Current best practice is to define the baseline window long enough to capture normal variation, then compare like for like after rollout. The strongest claims use the same business units, the same workflows, and the same measurement method on both sides of the change. These controls tend to break down when organisations change tooling, approval paths, and reporting logic at the same time, because the result becomes impossible to attribute cleanly.

Common Variations and Edge Cases

Tighter measurement often increases reporting overhead, requiring organisations to balance evidence quality against the effort needed to collect it. Some programmes can tolerate a lightweight baseline; others need a formal measurement plan because savings will be used in budget decisions, board reporting, or audit responses.

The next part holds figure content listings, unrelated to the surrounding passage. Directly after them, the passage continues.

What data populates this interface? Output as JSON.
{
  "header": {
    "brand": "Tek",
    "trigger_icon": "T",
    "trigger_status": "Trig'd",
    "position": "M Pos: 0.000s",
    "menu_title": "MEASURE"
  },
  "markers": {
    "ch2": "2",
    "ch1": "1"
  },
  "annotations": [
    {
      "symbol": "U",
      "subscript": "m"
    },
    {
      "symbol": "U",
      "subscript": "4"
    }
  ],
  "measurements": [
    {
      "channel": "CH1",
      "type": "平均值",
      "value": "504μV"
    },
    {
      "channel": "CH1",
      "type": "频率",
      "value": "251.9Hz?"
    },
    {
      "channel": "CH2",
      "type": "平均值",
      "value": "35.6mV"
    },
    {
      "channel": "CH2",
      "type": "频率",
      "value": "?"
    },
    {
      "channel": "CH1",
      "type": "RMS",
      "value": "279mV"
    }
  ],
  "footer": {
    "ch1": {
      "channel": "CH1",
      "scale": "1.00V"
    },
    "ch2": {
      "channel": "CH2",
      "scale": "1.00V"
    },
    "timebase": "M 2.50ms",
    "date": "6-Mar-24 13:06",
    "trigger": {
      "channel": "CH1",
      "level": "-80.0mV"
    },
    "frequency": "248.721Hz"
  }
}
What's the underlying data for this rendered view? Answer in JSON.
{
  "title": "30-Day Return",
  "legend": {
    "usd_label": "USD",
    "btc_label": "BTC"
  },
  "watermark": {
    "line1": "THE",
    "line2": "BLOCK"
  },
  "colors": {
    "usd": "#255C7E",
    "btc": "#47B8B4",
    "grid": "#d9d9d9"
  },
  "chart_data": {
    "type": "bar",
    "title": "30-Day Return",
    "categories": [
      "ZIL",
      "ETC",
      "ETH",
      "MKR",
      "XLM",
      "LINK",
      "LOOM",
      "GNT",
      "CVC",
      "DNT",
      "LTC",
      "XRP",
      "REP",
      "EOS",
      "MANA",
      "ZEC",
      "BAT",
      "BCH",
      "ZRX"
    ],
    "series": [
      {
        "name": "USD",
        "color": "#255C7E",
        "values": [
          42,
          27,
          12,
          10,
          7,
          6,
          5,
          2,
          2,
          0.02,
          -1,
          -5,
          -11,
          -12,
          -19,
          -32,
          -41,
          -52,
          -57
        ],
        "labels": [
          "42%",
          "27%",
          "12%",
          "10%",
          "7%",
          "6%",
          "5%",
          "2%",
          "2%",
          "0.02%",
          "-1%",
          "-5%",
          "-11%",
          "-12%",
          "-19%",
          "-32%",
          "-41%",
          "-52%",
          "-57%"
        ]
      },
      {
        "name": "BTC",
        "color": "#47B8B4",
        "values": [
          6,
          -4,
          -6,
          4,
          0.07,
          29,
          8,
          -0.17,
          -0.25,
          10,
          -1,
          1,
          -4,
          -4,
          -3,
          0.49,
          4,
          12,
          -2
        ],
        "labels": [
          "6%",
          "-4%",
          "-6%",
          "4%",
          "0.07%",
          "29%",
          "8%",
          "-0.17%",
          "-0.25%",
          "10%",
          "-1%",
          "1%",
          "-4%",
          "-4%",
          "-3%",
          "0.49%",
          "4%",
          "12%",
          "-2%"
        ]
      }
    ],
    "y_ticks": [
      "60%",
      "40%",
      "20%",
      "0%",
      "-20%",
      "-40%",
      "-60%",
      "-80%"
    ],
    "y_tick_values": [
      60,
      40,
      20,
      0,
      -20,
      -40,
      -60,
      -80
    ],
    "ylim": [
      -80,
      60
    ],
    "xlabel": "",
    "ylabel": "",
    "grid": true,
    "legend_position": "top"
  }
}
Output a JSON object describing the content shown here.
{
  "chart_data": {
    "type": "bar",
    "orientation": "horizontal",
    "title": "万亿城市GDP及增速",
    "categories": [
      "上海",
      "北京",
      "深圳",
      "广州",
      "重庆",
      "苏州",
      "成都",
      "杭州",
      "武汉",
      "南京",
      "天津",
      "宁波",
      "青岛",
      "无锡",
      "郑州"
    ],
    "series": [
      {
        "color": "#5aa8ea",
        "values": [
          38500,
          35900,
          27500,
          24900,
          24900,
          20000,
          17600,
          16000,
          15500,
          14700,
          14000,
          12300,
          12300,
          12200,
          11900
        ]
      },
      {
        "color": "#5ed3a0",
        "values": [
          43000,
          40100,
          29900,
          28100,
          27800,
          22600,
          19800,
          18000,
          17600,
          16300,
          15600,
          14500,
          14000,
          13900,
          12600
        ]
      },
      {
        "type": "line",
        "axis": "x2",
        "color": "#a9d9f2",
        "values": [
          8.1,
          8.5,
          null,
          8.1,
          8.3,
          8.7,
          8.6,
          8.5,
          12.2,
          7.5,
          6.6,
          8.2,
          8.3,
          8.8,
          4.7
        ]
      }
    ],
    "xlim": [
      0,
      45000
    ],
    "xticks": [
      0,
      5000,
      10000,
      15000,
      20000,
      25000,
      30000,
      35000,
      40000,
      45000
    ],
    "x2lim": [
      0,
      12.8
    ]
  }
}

There is no universal standard for this yet. In regulated environments, the safest approach is to document the baseline method, the observation window, and the assumptions behind any savings estimate. In fast-moving cloud or agentic environments, teams may need separate baselines for human access, workload identity, and automated secrets rotation because combining them hides real differences in control performance.

That distinction matters in NHI work because the real object being improved is often not the number of identities, but the amount of unmanaged privilege attached to them. NHIMG’s Top 10 NHI Issues and JetBrains GitHub plugin token exposure both illustrate how quickly exposed credentials can invalidate assumed savings by creating urgent remediation work. Baselines should therefore be refreshed after major architecture changes, because a claim that was valid in one operating model may no longer hold after a platform migration or identity consolidation.

Standards & Framework Alignment

This section maps relevant standards and security frameworks to the operational risks and controls described in this guidance.

OWASP Non-Human Identity Top 10 address the attack and risk surface, while NIST CSF 2.0 and NIST AI RMF set the governance and control requirements practitioners need to meet.

Framework Control / Reference Relevance
NIST CSF 2.0 GV.OV-01 Baseline metrics support governance oversight and measurable improvement claims.
OWASP Non-Human Identity Top 10 NHI-06 NHI lifecycle and monitoring need a baseline to prove reduced exposure.
NIST AI RMF AI RMF stresses measurable risk management, which depends on pre-deployment baselines.

Define pre-change metrics and track them through rollout so savings claims can be verified over time.